全国高校総体ボート競技(6日、宮城県)の男子舵手付きクオドルプルで優勝した岡谷南高校漕艇部の優勝報告会が9日、同校であった。出場選手5人が25年ぶりの快挙を伝え、集まった部員や生徒、教員ら約100人が「岡南やったぜ」と歓声を上げ、大きな拍手で祝福した。

 出場したのは、2年の小林怜矢さん(16)=富士見町=、3年で主将の手塚知丹さん(17)=塩尻市=、小林駿斗さん(17)=富士見町=、牛山啓さん(17)=茅野市=、伏見京悟さん(17)=富士見町=。

 手塚主将は、レースでは苦手なスタートで出遅れたが、ラストスパートで力を出し切れたと振り返り、「初めは実感がなかったが、徐々にうれしさがこみ上げてきた。メンバーの個性が強くて楽しかった」。唯一2年の小林怜矢さんは「来年も先輩の良いところを生かして頑張りたい」と先を見据えた。

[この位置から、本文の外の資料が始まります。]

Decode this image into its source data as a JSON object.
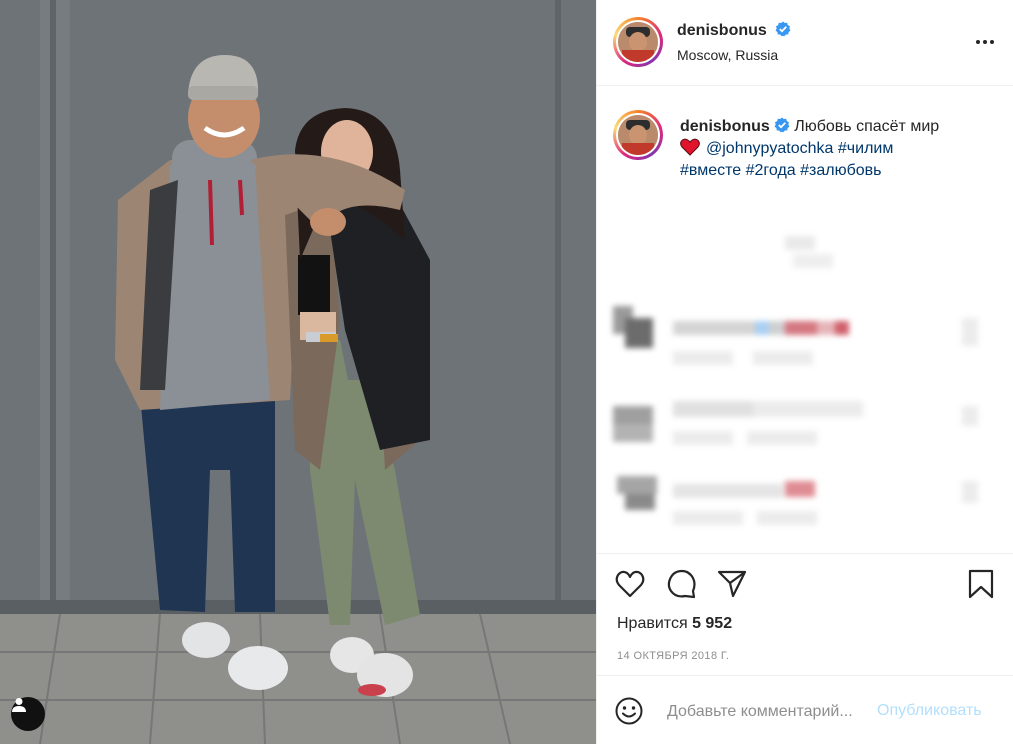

 小林敏一校長は「朝から晩まで練習して優勝という形に変え、やりきったことが素晴らしい」と功績をたたえた。

 昨年10月の中部高校選抜大会で全国出場を逃した悔しさがばねとなり、「みんなからインターハイしかないという思いが伝わってきた」と濱勝彦監督(52)。「早い時期から優勝を口にしていたチームで、そこには先輩の足跡があり、何とかなるという自信や裏付けがあった」と話していた。

 今後は10月6日から愛媛県で開く国民体育大会に、大学受験を控える伏見さんを除く4人が、県内選抜のメンバー1人を迎えて新たなチームで出場する。手塚主将は「各県に注目されてプレッシャーはあるが、勝利を意識して練習に臨みたい」と意気込みを語った。